I felt the loss of Lisa’s presence in my life. I missed her greatly. I missed our late night chats about books, life around us, and our babies… but by now there was only one baby and why did I deserve this blessing? My baby was a tough infant and sometimes the best therapy is a rant to a close friend but what would Lisa share? Will she think I’m being petty and selfish to be complaining about a child that I am fortunate enough to have? Am I being inconsiderate of her feelings by sharing stories? These are only a few of the questions that still hurt my head at timesjensousa.

I don’t exactly recall when it was that Lisa and I first contacted each other again. I do remember the conversation though. There were tears (we’re good for them) and laughs (also come pretty easily) and at the very end Lisa described it perfectly, “it’s like when you don’t have sex with your husband for a really long time and you think it’ll be so awkward and weird but then once you get going you realize it’s familiar and good.” Those weren’t her exact words but definitely along those lines. We talked on the phone for a while that night and I felt a rush of relief fly over me.

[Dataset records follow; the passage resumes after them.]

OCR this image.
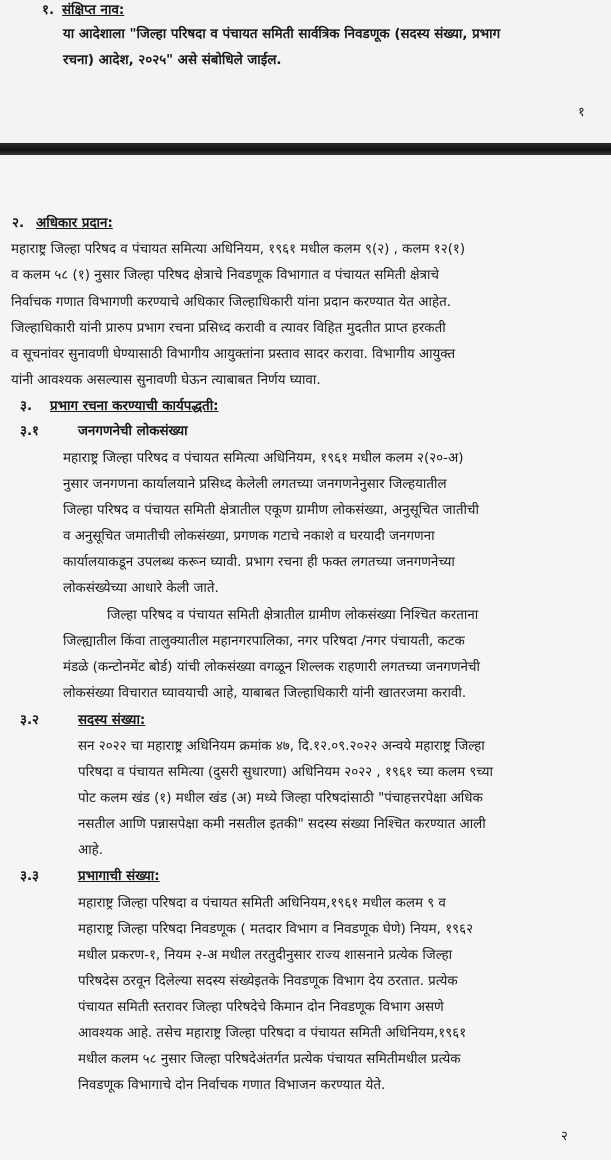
१. संक्षिप्त नाव:
या आदेशाला "जिल्हा परिषदा व पंचायत समिती सार्वत्रिक निवडणूक (सदस्य संख्या, प्रभाग
रचना) आदेश, २०२५" असे संबोधिले जाईल.
१
२. अधिकार प्रदान:
महाराष्ट्र जिल्हा परिषद व पंचायत समित्या अधिनियम, १९६१ मधील कलम ९(२) , कलम १२(१)
व कलम ५८ (१) नुसार जिल्हा परिषद क्षेत्राचे निवडणूक विभागात व पंचायत समिती क्षेत्राचे
निर्वाचक गणात विभागणी करण्याचे अधिकार जिल्हाधिकारी यांना प्रदान करण्यात येत आहेत.
जिल्हाधिकारी यांनी प्रारुप प्रभाग रचना प्रसिध्द करावी व त्यावर विहित मुदतीत प्राप्त हरकती
व सूचनांवर सुनावणी घेण्यासाठी विभागीय आयुक्तांना प्रस्ताव सादर करावा. विभागीय आयुक्त
यांनी आवश्यक असल्यास सुनावणी घेऊन त्याबाबत निर्णय घ्यावा.
३. प्रभाग रचना करण्याची कार्यपद्धती:
३.१	जनगणनेची लोकसंख्या
महाराष्ट्र जिल्हा परिषद व पंचायत समित्या अधिनियम, १९६१ मधील कलम २(२०-अ)
नुसार जनगणना कार्यालयाने प्रसिध्द केलेली लगतच्या जनगणनेनुसार जिल्हयातील
जिल्हा परिषद व पंचायत समिती क्षेत्रातील एकूण ग्रामीण लोकसंख्या, अनुसूचित जातीची
व अनुसूचित जमातीची लोकसंख्या, प्रगणक गटाचे नकाशे व घरयादी जनगणना
कार्यालयाकडून उपलब्ध करून घ्यावी. प्रभाग रचना ही फक्त लगतच्या जनगणनेच्या
लोकसंख्येच्या आधारे केली जाते.
जिल्हा परिषद व पंचायत समिती क्षेत्रातील ग्रामीण लोकसंख्या निश्चित करताना
जिल्ह्यातील किंवा तालुक्यातील महानगरपालिका, नगर परिषदा /नगर पंचायती, कटक
मंडळे (कन्टोनमेंट बोर्ड) यांची लोकसंख्या वगळून शिल्लक राहणारी लगतच्या जनगणनेची
लोकसंख्या विचारात घ्यावयाची आहे, याबाबत जिल्हाधिकारी यांनी खातरजमा करावी.
३.२	सदस्य संख्या:
सन २०२२ चा महाराष्ट्र अधिनियम क्रमांक ४७, दि.१२.०९.२०२२ अन्वये महाराष्ट्र जिल्हा
परिषदा व पंचायत समित्या (दुसरी सुधारणा) अधिनियम २०२२ , १९६१ च्या कलम ९च्या
पोट कलम खंड (१) मधील खंड (अ) मध्ये जिल्हा परिषदांसाठी "पंचाहत्तरपेक्षा अधिक
नसतील आणि पन्नासपेक्षा कमी नसतील इतकी" सदस्य संख्या निश्चित करण्यात आली
आहे.
३.३	प्रभागाची संख्या:
महाराष्ट्र जिल्हा परिषदा व पंचायत समिती अधिनियम,१९६१ मधील कलम ९ व
महाराष्ट्र जिल्हा परिषदा निवडणूक ( मतदार विभाग व निवडणूक घेणे) नियम, १९६२
मधील प्रकरण-१, नियम २-अ मधील तरतुदीनुसार राज्य शासनाने प्रत्येक जिल्हा
परिषदेस ठरवून दिलेल्या सदस्य संख्येइतके निवडणूक विभाग देय ठरतात. प्रत्येक
पंचायत समिती स्तरावर जिल्हा परिषदेचे किमान दोन निवडणूक विभाग असणे
आवश्यक आहे. तसेच महाराष्ट्र जिल्हा परिषदा व पंचायत समिती अधिनियम,१९६१
मधील कलम ५८ नुसार जिल्हा परिषदेअंतर्गत प्रत्येक पंचायत समितीमधील प्रत्येक
निवडणूक विभागाचे दोन निर्वाचक गणात विभाजन करण्यात येते.
२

I’m still kind of cautious with stories or complaints about motherhood when we talk and I still have my days, although they are becoming moments in my day, when I’m a whirl wind of emotions. I am learning to pray more, thanks to Lisa, and not a day goes by, truly, that I do not think of Jake and send up a quick prayer.

Our friendship is not back to where it was before babies but rather a work in progress. It may never be the same and that’s okay because we’re not the same people. We’re moms, each in our own way, and we will continue to learn from each other and love each other deeply because that’s what friends do.

Olive will know about Jake one day and how he’s effected so many people.

Thank you for allowing me to share my story.